Do you really need 2.5A? Seems an awful lot to me, and you'll need more than a 7805 to provide it.

FastEddy 12th September 2006 12:19 AM

Yes = more = more
Pink: " ... Do you really need 2.5A? ..."

Gsuser set the requirement, I only offered a solution. And yes you will need more than one (1) UA7805 ... I recommended five (5) or six (6) lashed together in parallel for a steady, cool running, ripple & noise free regulator ...

You are probably right about the Squeezers not needing quite that much ... My recollection is that they need about 10 to 12 watts ... which at 5 VDC is about 2 Amps ... Yes?

leadbelly 12th September 2006 12:28 AM

Well, IMHO, stringing 5 or 6 7805's in parallel is unlikely to beat the performance of whatever supply the device came with.

If you are a newbie, a super-regulator might prove too difficult. If you look at the following post and built the +ve circuit with an LM338, you might be very happy in the end:

FastEddy 12th September 2006 12:41 AM

Oh yeah .... plenty good ... plenty good enough for this case ... and you just build the upper half of that drawing = plenty 'o current and a better parts count than my suggestion(s).

(I would bet there isn't much difference between the above and my suggestion(s) as far as ripple, surge, noise rejection goes ... but I've been wrong before.)

FastEddy 12th September 2006 12:43 AM

truth is one ...
... paths are many ...

The Squezze Box comes with a wall wart = switching supply in a small brick.

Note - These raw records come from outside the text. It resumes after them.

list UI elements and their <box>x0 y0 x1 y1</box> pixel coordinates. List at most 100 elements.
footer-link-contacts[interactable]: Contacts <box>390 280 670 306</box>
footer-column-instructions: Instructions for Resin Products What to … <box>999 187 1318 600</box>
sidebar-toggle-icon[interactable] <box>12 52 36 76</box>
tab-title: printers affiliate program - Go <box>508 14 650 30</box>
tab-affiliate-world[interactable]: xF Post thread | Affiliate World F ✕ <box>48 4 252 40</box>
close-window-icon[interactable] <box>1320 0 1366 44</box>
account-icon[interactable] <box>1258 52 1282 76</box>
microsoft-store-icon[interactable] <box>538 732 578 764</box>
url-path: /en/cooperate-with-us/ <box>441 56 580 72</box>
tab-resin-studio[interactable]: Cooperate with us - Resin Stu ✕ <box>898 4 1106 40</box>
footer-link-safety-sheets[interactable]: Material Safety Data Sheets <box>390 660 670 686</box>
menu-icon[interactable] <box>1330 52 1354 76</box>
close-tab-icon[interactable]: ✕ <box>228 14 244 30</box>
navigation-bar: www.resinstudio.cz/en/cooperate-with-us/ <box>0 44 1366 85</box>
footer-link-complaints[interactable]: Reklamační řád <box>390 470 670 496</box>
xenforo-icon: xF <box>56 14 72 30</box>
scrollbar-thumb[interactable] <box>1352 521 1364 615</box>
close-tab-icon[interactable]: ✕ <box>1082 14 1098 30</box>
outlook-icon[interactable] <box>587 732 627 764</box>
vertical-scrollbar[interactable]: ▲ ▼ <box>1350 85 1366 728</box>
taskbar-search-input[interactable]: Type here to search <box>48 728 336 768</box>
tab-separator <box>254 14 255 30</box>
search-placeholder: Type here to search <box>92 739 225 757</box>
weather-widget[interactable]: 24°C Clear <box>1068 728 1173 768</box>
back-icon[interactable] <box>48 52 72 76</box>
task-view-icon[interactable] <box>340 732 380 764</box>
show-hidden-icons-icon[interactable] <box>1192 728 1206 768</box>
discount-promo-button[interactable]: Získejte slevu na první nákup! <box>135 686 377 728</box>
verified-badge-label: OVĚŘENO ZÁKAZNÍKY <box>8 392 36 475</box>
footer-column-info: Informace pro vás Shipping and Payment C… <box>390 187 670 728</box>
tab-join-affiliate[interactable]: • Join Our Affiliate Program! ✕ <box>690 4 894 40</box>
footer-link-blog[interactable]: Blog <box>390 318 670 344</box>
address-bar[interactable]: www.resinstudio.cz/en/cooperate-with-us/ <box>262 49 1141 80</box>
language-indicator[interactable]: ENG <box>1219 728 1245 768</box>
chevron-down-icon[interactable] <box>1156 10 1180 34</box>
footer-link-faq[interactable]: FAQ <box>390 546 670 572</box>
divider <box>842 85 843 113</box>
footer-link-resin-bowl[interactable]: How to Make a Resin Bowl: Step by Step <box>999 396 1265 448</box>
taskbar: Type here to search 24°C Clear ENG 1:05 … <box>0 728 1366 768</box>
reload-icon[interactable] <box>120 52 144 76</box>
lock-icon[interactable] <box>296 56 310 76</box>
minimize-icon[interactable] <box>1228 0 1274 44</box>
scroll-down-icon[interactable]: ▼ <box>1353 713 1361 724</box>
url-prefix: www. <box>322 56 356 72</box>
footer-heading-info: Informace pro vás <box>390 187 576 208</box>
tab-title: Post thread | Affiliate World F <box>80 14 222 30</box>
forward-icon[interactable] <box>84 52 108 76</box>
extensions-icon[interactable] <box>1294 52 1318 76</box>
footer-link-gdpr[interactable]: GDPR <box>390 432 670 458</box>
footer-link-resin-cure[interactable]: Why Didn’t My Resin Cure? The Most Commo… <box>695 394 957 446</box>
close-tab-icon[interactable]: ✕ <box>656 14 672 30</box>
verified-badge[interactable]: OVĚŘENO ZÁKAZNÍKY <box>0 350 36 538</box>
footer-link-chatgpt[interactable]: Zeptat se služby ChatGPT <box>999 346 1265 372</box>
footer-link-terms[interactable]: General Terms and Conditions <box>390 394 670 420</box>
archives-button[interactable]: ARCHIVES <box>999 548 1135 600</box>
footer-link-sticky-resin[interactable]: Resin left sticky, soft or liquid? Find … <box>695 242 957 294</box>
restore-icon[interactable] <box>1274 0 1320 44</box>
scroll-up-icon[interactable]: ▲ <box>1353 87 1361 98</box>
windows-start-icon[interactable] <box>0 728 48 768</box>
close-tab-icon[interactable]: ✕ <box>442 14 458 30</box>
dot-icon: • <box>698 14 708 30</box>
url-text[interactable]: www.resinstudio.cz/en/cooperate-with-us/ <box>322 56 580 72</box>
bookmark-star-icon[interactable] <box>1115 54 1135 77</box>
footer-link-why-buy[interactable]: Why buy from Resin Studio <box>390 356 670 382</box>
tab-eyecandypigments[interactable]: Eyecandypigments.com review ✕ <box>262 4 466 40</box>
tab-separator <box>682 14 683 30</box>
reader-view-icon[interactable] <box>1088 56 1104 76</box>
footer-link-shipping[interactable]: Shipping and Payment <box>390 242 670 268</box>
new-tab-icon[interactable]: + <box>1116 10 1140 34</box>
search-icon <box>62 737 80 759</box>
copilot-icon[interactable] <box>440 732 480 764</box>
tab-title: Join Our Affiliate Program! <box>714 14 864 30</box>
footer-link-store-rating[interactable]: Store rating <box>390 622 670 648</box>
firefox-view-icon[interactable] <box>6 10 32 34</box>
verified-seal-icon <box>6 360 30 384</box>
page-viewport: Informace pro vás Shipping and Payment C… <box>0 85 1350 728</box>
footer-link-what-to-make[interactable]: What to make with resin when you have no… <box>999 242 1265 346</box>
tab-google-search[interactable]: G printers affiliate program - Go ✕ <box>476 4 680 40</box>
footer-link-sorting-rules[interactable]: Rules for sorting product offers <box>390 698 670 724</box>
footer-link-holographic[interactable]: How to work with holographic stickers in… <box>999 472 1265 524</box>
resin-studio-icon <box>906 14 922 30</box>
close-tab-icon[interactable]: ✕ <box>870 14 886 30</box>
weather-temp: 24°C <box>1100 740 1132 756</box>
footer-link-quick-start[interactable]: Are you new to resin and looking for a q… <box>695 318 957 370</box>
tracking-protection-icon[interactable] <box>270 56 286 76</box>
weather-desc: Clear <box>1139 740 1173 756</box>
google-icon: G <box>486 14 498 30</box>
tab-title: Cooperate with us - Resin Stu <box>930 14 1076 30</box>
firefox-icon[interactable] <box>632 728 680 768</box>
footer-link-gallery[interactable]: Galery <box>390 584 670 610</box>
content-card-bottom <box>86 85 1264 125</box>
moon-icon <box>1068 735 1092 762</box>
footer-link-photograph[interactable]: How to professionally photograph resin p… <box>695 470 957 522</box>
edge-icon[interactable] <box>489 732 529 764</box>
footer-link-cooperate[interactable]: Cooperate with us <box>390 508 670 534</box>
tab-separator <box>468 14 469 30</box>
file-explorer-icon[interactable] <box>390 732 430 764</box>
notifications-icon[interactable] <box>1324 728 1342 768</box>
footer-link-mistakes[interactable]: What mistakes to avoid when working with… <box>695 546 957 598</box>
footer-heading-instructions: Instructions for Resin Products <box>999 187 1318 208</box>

leadbelly 12th September 2006 02:57 AM

Re: Oh yeah .... plenty good

Originally posted by FastEddy
[B(I would bet there isn't much difference between the above and my suggestion(s) as far as ripple, surge, noise rejection goes ... but I've been wrong before.)
:smash: [/B]
There is. Those older fixed regulators are noisier because they use a cheaper voltage reference. Why do you think you see so much use of the LM317 on this forum? You think all those countless DAC designs use the LM317 for 5VDC because the designer is too stupid to figure out that a 7805 exists?

mrjam 12th September 2006 08:35 AM


Those older fixed regulators are noisier
From ST Micro datasheets:
1) LM317 - noise .003% Vout - BW 10Hz-10kHz
2) 78M05 - noise 40uV - BW 10Hz-100kHz

So the output noise with 5V output is:
1) 1.5uV/sqrHz
2) 126nV/sqrHz


Why do you think you see so much use of the LM317 on this forum?